Denny melanjutkan, masyarakat dunia akan lebih banyak bekerja sama karena kemajuan teknologi semakin pesat. Mereka perlu menyadari semakin banyaknya hubungan diplomatik di tingkat sosial dan budaya.

Selain itu, Denny juga menjelaskan tentang Artificial Intelligence (AI) yang memberikan dampak besar bagi peradaban, termasuk dunia sastra dan puisi.

Ia menceritakan kisah Margaret Atwood, seorang penulis lulusan Universitas Harvard yang menghasilkan 33 buku dan dua kali memenangkan Booker Prize.

Semua buku Atwood termasuk dalam program AI. Sehingga siapapun bisa memerintahkan AI untuk menulis karya seperti tulisan Atwood, filsafat, gaya kalimat, diksi, dll.
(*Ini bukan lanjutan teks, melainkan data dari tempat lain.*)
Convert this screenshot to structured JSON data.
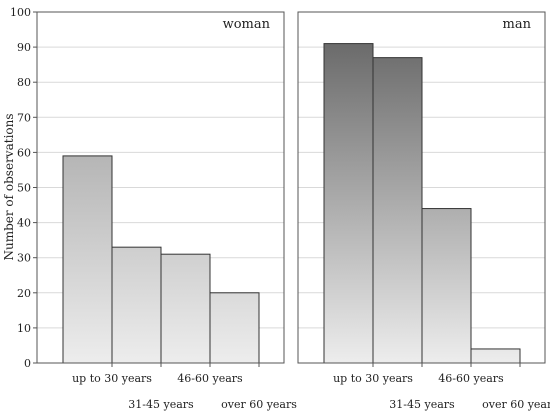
{
  "chart_data": {
    "type": "bar",
    "ylabel": "Number of observations",
    "ylim": [
      0,
      100
    ],
    "yticks": [
      0,
      10,
      20,
      30,
      40,
      50,
      60,
      70,
      80,
      90,
      100
    ],
    "grid": true,
    "categories": [
      "up to 30 years",
      "31-45 years",
      "46-60 years",
      "over 60 years"
    ],
    "panels": [
      {
        "title": "woman",
        "values": [
          59,
          33,
          31,
          20
        ],
        "bar_gradient": [
          "#8f8f8f",
          "#ededed"
        ]
      },
      {
        "title": "man",
        "values": [
          91,
          87,
          44,
          4
        ],
        "bar_gradient": [
          "#5e5e5e",
          "#ededed"
        ]
      }
    ]
  }
}
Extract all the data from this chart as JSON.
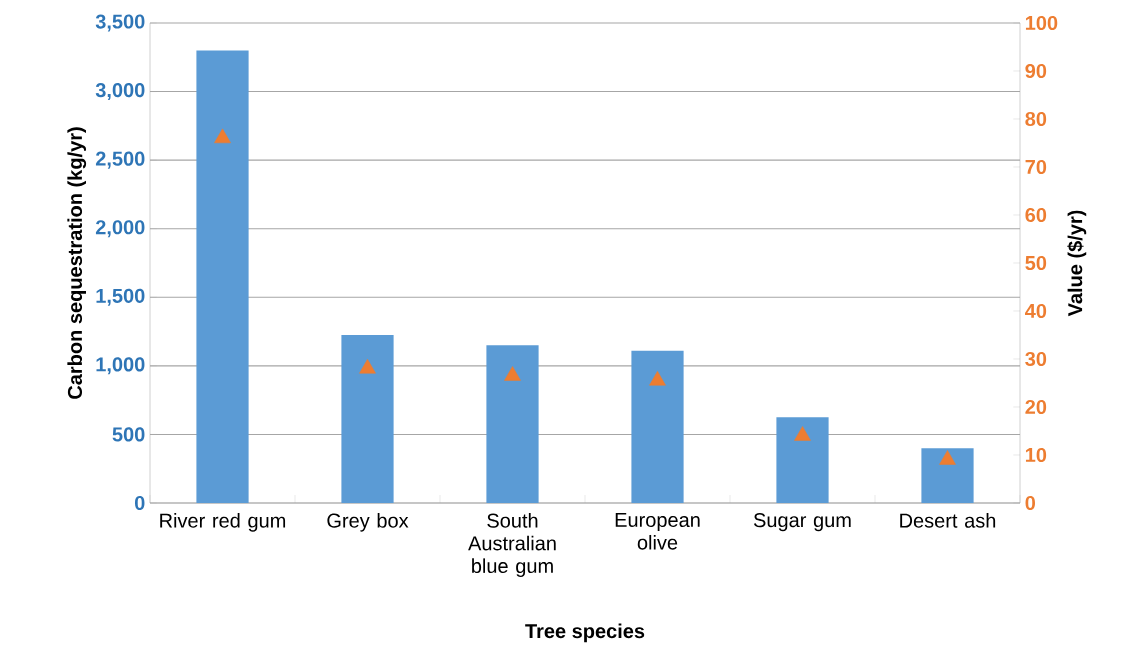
{
  "chart_data": {
    "type": "bar",
    "xlabel": "Tree species",
    "ylabel": "Carbon sequestration (kg/yr)",
    "y2label": "Value ($/yr)",
    "categories": [
      "River red gum",
      "Grey box",
      "South Australian blue gum",
      "European olive",
      "Sugar gum",
      "Desert ash"
    ],
    "series": [
      {
        "color": "#5b9bd5",
        "values": [
          3300,
          1225,
          1150,
          1110,
          625,
          400
        ]
      },
      {
        "type": "scatter",
        "axis": "y2",
        "marker": "triangle",
        "color": "#ed7d31",
        "values": [
          76,
          28,
          26.5,
          25.5,
          14,
          9
        ]
      }
    ],
    "ylim": [
      0,
      3500
    ],
    "yticks": [
      0,
      500,
      {
        "value": 1000,
        "label": "1,000"
      },
      {
        "value": 1500,
        "label": "1,500"
      },
      {
        "value": 2000,
        "label": "2,000"
      },
      {
        "value": 2500,
        "label": "2,500"
      },
      {
        "value": 3000,
        "label": "3,000"
      },
      {
        "value": 3500,
        "label": "3,500"
      }
    ],
    "y2lim": [
      0,
      100
    ],
    "y2ticks": [
      0,
      10,
      20,
      30,
      40,
      50,
      60,
      70,
      80,
      90,
      100
    ],
    "grid": "y"
  }
}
Jadi tulisan baru yang dihasilkan AI ini sangat mirip dengan karya Atwood.

“Saya yakin tidak butuh waktu lama bagi banyak orang untuk menulis menggunakan AI,” jelas Denny yang kerap menggunakan AI untuk menulis dan menggambar.

Penulis juga dapat menulis dengan gaya Margaret Atwood, Ernest Hemingway, TS Eliot, Jalaluddin Rumi, dan gaya penulis lainnya yang termasuk dalam aplikasi AI.
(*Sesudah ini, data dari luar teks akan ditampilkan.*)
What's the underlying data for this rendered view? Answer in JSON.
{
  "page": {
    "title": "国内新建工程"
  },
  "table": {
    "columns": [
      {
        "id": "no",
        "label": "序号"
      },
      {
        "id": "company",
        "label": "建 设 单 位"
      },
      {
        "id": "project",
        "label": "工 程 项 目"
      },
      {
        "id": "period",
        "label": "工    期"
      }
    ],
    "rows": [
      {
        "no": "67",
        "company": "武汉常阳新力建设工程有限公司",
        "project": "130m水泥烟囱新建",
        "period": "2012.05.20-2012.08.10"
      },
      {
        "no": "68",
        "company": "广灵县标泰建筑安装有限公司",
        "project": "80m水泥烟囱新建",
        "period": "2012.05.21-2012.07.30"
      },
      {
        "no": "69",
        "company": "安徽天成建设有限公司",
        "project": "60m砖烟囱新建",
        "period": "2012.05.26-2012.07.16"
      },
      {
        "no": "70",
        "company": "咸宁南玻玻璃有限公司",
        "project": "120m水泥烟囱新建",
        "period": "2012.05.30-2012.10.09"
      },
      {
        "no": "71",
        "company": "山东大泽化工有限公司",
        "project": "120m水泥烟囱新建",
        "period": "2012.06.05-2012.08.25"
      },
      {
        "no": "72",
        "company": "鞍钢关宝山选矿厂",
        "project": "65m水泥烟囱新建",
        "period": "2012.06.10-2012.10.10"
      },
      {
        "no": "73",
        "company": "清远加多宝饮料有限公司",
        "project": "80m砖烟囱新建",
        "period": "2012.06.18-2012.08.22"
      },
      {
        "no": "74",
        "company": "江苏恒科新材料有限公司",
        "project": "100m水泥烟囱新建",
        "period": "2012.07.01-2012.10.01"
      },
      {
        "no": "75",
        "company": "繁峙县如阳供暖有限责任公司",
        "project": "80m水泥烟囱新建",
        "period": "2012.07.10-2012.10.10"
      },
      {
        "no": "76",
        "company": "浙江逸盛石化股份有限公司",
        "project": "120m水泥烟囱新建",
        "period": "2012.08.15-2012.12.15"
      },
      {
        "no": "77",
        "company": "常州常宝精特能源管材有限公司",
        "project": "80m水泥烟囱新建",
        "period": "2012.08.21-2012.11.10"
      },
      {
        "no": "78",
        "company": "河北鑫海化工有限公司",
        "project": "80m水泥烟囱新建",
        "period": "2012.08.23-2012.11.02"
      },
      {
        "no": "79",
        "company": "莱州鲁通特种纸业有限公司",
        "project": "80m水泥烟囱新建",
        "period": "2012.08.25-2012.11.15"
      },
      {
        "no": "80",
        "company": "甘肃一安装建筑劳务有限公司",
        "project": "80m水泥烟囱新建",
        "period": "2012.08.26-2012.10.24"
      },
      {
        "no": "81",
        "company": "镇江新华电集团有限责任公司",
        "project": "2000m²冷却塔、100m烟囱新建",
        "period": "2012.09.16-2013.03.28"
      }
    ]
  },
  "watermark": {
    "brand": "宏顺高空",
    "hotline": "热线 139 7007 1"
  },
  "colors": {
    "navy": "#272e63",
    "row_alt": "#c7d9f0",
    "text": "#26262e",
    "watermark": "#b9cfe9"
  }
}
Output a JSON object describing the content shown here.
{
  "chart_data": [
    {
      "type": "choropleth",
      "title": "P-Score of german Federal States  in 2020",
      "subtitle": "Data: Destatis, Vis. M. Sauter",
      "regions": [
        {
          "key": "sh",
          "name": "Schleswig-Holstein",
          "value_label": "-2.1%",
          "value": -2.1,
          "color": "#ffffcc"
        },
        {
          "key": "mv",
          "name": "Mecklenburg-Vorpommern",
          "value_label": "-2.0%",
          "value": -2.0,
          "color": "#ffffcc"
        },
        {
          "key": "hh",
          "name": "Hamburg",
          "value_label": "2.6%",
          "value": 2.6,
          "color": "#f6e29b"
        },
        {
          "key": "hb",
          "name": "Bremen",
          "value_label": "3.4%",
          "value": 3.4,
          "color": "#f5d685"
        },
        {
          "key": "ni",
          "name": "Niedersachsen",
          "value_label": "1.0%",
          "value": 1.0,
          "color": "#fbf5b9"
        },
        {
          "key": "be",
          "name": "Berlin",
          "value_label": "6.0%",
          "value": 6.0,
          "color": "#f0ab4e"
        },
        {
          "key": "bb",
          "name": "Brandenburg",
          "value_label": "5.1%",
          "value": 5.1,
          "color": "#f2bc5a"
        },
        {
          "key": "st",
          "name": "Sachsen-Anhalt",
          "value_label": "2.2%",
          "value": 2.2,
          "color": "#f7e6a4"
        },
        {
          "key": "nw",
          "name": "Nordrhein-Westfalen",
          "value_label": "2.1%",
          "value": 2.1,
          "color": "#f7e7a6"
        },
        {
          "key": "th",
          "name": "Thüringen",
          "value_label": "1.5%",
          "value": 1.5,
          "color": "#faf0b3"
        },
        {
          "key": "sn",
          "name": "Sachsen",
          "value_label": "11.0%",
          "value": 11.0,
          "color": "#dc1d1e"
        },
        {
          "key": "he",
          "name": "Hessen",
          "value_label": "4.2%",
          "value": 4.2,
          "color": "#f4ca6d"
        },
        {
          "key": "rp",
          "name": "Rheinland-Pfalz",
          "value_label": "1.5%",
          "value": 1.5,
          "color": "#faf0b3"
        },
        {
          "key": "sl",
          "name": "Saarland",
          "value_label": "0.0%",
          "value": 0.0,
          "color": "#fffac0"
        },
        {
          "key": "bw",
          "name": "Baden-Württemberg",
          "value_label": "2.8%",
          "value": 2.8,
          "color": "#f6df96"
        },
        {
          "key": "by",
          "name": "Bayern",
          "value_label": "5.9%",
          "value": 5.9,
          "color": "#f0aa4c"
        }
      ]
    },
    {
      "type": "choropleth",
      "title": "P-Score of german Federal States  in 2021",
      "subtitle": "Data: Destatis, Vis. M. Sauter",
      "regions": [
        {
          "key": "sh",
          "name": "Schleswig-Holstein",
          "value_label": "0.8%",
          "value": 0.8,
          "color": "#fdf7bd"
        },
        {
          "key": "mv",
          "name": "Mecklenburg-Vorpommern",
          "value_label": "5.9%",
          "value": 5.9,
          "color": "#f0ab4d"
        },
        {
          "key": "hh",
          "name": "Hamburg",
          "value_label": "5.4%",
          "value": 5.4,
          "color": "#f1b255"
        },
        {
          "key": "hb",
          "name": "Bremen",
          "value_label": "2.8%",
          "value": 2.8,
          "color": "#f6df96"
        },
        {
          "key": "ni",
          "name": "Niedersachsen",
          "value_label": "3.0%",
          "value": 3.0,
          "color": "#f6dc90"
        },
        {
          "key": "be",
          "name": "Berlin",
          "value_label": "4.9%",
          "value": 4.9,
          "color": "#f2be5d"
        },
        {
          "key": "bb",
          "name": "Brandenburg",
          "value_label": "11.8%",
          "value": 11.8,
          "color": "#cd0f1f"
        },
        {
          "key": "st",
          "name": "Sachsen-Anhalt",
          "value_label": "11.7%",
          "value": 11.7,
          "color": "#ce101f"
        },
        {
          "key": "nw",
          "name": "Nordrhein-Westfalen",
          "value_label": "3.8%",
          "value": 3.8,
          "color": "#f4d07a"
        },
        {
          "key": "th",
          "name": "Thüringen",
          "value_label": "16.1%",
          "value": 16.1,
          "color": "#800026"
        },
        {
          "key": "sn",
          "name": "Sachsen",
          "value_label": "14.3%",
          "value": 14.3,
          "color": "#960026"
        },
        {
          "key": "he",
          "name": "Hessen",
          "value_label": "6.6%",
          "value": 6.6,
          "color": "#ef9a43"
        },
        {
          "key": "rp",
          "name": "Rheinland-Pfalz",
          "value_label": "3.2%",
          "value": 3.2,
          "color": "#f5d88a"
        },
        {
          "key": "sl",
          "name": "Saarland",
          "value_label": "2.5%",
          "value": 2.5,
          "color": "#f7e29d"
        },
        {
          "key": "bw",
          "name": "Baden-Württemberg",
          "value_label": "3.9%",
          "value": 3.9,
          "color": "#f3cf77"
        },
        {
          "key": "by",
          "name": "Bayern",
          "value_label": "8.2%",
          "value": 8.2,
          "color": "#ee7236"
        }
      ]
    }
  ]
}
Jadi bagaimana puisi esai berkembang setelah munculnya AI? Menurut Denny yang berbasis di Discover Media, pembaca buku akan lebih berempati dibandingkan pembaca non-buku.

Mereka yang membaca buku lebih bersedia menyerahkan diri, lebih terbuka terhadap kohesi sosial. Oleh karena itu besar pengaruh sastra terhadap watak dan perilaku manusia.

Pada saat yang sama, puisi semakin tidak terbaca. Karena inovasi dalam puisi sangat jarang terjadi. Oleh karena itu, Esai Puisi hadir sebagai sebuah upaya inovatif, membawa pesan-pesan isu hak asasi manusia, yang disampaikan dengan bahasa yang sederhana.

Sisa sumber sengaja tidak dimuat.